The importance of anniversaries and transitions of all kinds can be taken for granted. Depending on your view of the world, your supposed place in "society," etc., there is an almost arrogant and obnoxious approach to life that is viewed with an air of immortality or at least that actions and choice have little consequence.
One of the primary reasons I've enjoyed Amenra's music for over a decade now is that nothing is done without purpose. The weight of every decision is given the utmost respect, and it doesn't come from a holier than thou place of pretension. This is a group of artists who come together with a clear vision and no compromise.

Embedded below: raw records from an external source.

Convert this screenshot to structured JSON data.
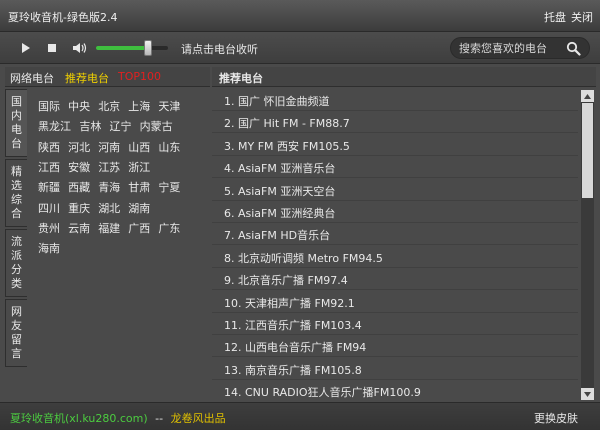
{
  "window": {
    "title": "夏玲收音机-绿色版2.4",
    "tray": "托盘",
    "close": "关闭"
  },
  "toolbar": {
    "hint": "请点击电台收听",
    "search_placeholder": "搜索您喜欢的电台",
    "volume_level": 0.72
  },
  "left_tabs": [
    "网络电台",
    "推荐电台",
    "TOP100"
  ],
  "side_tabs": [
    {
      "lines": [
        "国",
        "内",
        "电",
        "台"
      ]
    },
    {
      "lines": [
        "精",
        "选",
        "综",
        "合"
      ]
    },
    {
      "lines": [
        "流",
        "派",
        "分",
        "类"
      ]
    },
    {
      "lines": [
        "网",
        "友",
        "留",
        "言"
      ]
    }
  ],
  "regions": [
    [
      "国际",
      "中央",
      "北京",
      "上海",
      "天津"
    ],
    [
      "黑龙江",
      "吉林",
      "辽宁",
      "内蒙古"
    ],
    [
      "陕西",
      "河北",
      "河南",
      "山西",
      "山东"
    ],
    [
      "江西",
      "安徽",
      "江苏",
      "浙江"
    ],
    [
      "新疆",
      "西藏",
      "青海",
      "甘肃",
      "宁夏"
    ],
    [
      "四川",
      "重庆",
      "湖北",
      "湖南"
    ],
    [
      "贵州",
      "云南",
      "福建",
      "广西",
      "广东"
    ],
    [
      "海南"
    ]
  ],
  "right_header": "推荐电台",
  "stations": [
    "1. 国广 怀旧金曲频道",
    "2. 国广 Hit FM - FM88.7",
    "3. MY FM 西安 FM105.5",
    "4. AsiaFM 亚洲音乐台",
    "5. AsiaFM 亚洲天空台",
    "6. AsiaFM 亚洲经典台",
    "7. AsiaFM HD音乐台",
    "8. 北京动听调频 Metro FM94.5",
    "9. 北京音乐广播 FM97.4",
    "10. 天津相声广播 FM92.1",
    "11. 江西音乐广播 FM103.4",
    "12. 山西电台音乐广播 FM94",
    "13. 南京音乐广播 FM105.8",
    "14. CNU RADIO狂人音乐广播FM100.9"
  ],
  "footer": {
    "site": "夏玲收音机(xl.ku280.com)",
    "sep": "--",
    "author": "龙卷风出品",
    "skin": "更换皮肤"
  },
  "colors": {
    "accent_green": "#3fbf3f",
    "active_tab": "#f0d000",
    "top100": "#e02020",
    "footer_green": "#4ccc40",
    "footer_author": "#e0c000"
  }
}
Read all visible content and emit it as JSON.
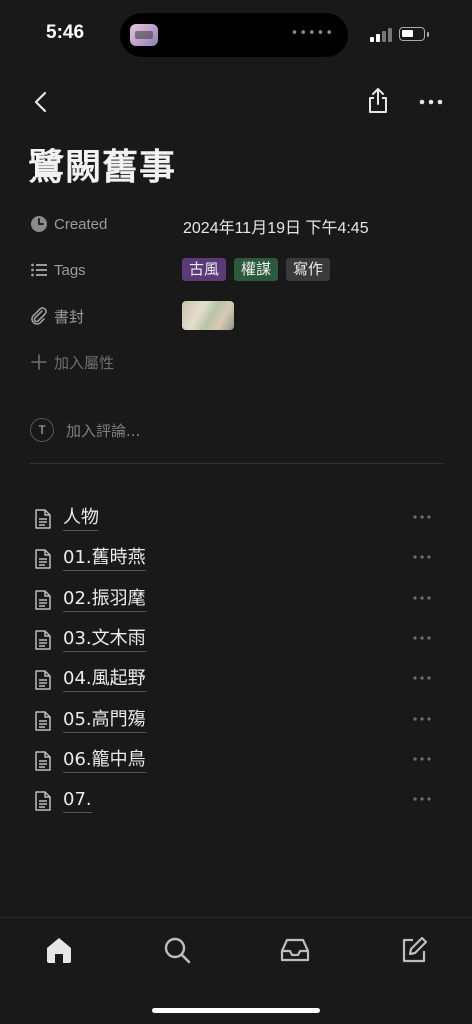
{
  "status_bar": {
    "time": "5:46",
    "island_dots": "•••••"
  },
  "page": {
    "title": "鷺闕舊事"
  },
  "properties": {
    "created": {
      "label": "Created",
      "value": "2024年11月19日 下午4:45"
    },
    "tags": {
      "label": "Tags",
      "items": [
        {
          "label": "古風",
          "color": "#5a3a78"
        },
        {
          "label": "權謀",
          "color": "#2b5a3c"
        },
        {
          "label": "寫作",
          "color": "#3a3a3a"
        }
      ]
    },
    "cover": {
      "label": "書封"
    },
    "add_property": {
      "label": "加入屬性"
    }
  },
  "comment": {
    "avatar": "T",
    "placeholder": "加入評論..."
  },
  "subpages": [
    {
      "label": "人物"
    },
    {
      "label": "01.舊時燕"
    },
    {
      "label": "02.振羽麾"
    },
    {
      "label": "03.文木雨"
    },
    {
      "label": "04.風起野"
    },
    {
      "label": "05.高門殤"
    },
    {
      "label": "06.籠中鳥"
    },
    {
      "label": "07."
    }
  ],
  "tab_bar": {
    "items": [
      {
        "name": "home-icon"
      },
      {
        "name": "search-icon"
      },
      {
        "name": "inbox-icon"
      },
      {
        "name": "new-page-icon"
      }
    ]
  },
  "colors": {
    "background": "#191919",
    "text": "#e6e6e6",
    "muted": "#9b9b9b"
  }
}
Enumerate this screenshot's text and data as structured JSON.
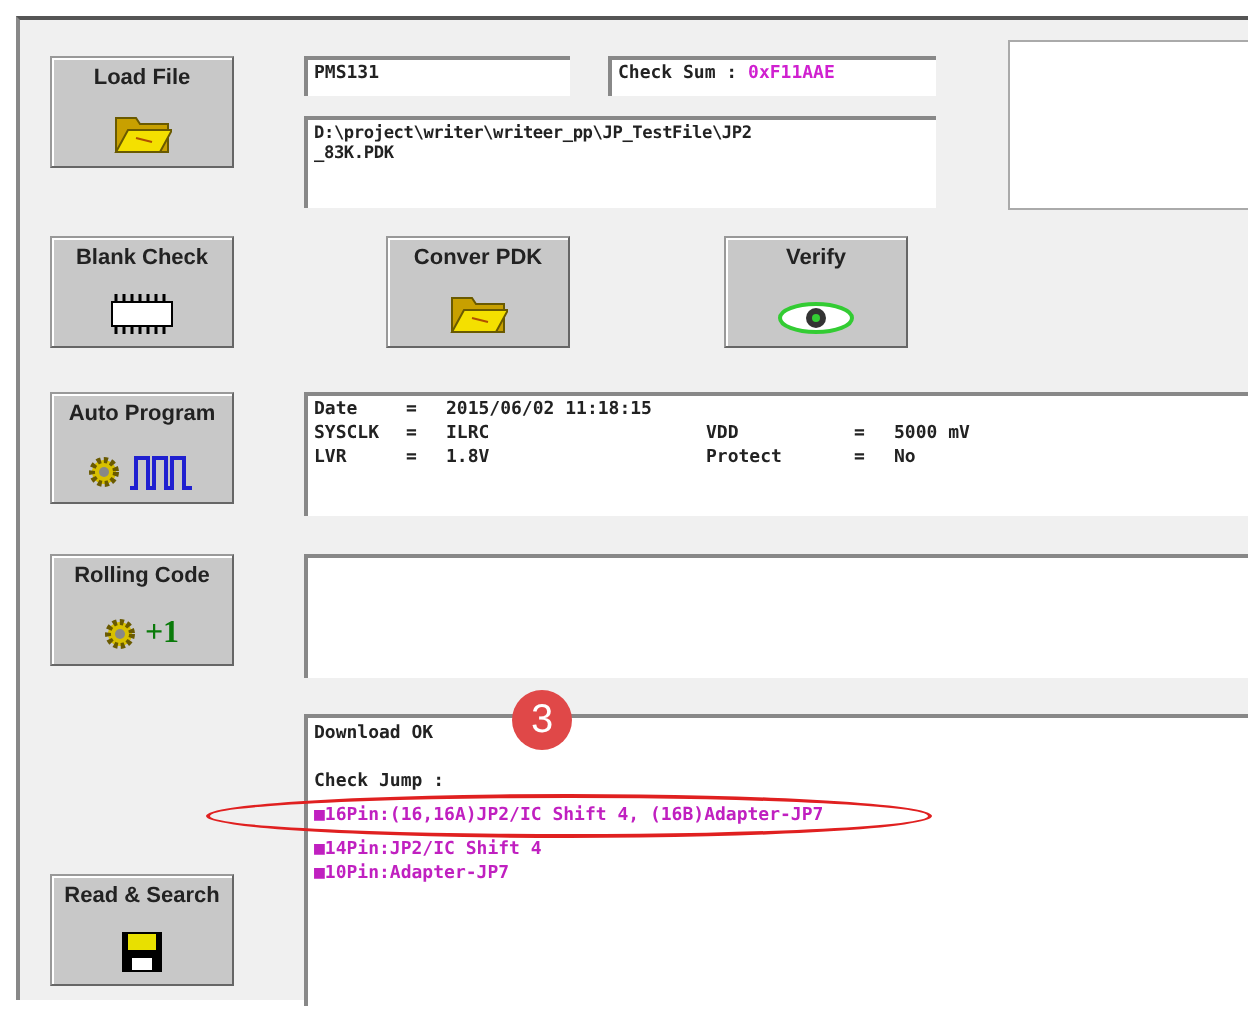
{
  "chip_field": {
    "value": "PMS131"
  },
  "checksum_field": {
    "label": "Check Sum :",
    "value": "0xF11AAE"
  },
  "path_field": {
    "lines": [
      "D:\\project\\writer\\writeer_pp\\JP_TestFile\\JP2",
      "_83K.PDK"
    ]
  },
  "side_buttons": [
    {
      "label": "Load File",
      "kind": "load"
    },
    {
      "label": "Blank Check",
      "kind": "blank"
    },
    {
      "label": "Auto Program",
      "kind": "auto"
    },
    {
      "label": "Rolling Code",
      "kind": "rolling",
      "icon_text": "+1"
    },
    {
      "label": "Read & Search",
      "kind": "read"
    }
  ],
  "middle_buttons": [
    {
      "label": "Conver PDK",
      "kind": "convert"
    },
    {
      "label": "Verify",
      "kind": "verify"
    }
  ],
  "info_rows": [
    [
      {
        "label": "Date",
        "sign": "=",
        "value": "2015/06/02  11:18:15"
      }
    ],
    [
      {
        "label": "SYSCLK",
        "sign": "=",
        "value": "ILRC"
      },
      {
        "label": "VDD",
        "sign": "=",
        "value": "5000 mV"
      }
    ],
    [
      {
        "label": "LVR",
        "sign": "=",
        "value": "1.8V"
      },
      {
        "label": "Protect",
        "sign": "=",
        "value": "No"
      }
    ]
  ],
  "log_lines": [
    {
      "text": "Download OK",
      "kind": "plain"
    },
    {
      "kind": "blank"
    },
    {
      "text": "Check Jump  :",
      "kind": "plain"
    },
    {
      "text": "■16Pin:(16,16A)JP2/IC Shift 4, (16B)Adapter-JP7",
      "kind": "pin",
      "circled": true
    },
    {
      "text": "■14Pin:JP2/IC Shift 4",
      "kind": "pin",
      "circled": false
    },
    {
      "text": "■10Pin:Adapter-JP7",
      "kind": "pin",
      "circled": false
    }
  ],
  "step_badge": {
    "text": "3"
  }
}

Their first on Relapse Records, De Doorn, is an impactful and precise example of growth and strength developed over time. For those unfamiliar with Amenra, the band celebrated its 20th anniversary in 2019. The visuals utilized by the band for their various releases have been a priority throughout their entire history, and an art exhibition was curated in their home area of Belgium at the Cultuurcentrum De Steiger Menen.
Along with the museum exhibition, they performed a fire ritual and collaborated with the visual artist Johan Tahon. Recently some of the footage from that evening was shown as a live stream show, De Kroone; as the fans who tuned in were able to realize, they heard the music now released as De Doorn.

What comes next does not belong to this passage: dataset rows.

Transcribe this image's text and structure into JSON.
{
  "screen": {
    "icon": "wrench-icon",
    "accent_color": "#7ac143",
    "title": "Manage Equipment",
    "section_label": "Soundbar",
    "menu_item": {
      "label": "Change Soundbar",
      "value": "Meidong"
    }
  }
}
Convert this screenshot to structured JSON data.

While these 5 songs may not have originally been foreseen as coming together in the form of a full-length record, there is no denying the connection and structure they all create.
Another example of how the visuals enhance the listening experience is that one of the pre-release music videos done by trusted artist and friend Dehn Sora for "De Evenmens" pulls you in immediately. There will be a video or visualizer for every song released soon, and they can all be found through the Relapse Records YouTube channel.
All the songs on De Doorn are written in the Belgian dialect, Flemish, a native language from the Flanders region of Belgium where Amenra is collectively from. Vocalist Colin Van Eeckhout made an effort to translate the lyrics into English as best as possible. Still, there are moments where the musicality of the words takes over, and I honestly believe the listener's interpretation is welcome to take priority.
I've at times introduced friends of mine not accustomed to heavy music via Amenra because Colin's vocals have as much of an instrumental role as they do in presenting language with which meaning can be found.
While I would say it's important to hear these songs from beginning to end as one whole album, both "De Dood in Bloei" (Death in Bloom) and "Het Gloren" (The Dawning) have become favorites of mine in my repeated listening over the last week and a half.
Both show the stark contrasts and blending of sounds and texture to be found throughout the record in their own way.
The vocal performance by both Colin and Caro Tanghe expresses in equal amounts the fragility of existence and the strength you can find and build upon in an impermanent world. The instrumental collective of Amenra: Tim de Geiter, Lennart Bossu, Mathieu Vandekerckhove, and Bjorn Lebon are as tight as ever and put forth an album that I feel comfortable saying is one of my favorites from 2021.
On a closing note, for those interested in owning a tactile showing of the curated art show hosted at the same time as the fire ritual, Consouling Sounds created with Amenra, a beautiful book entitled Het Gloren.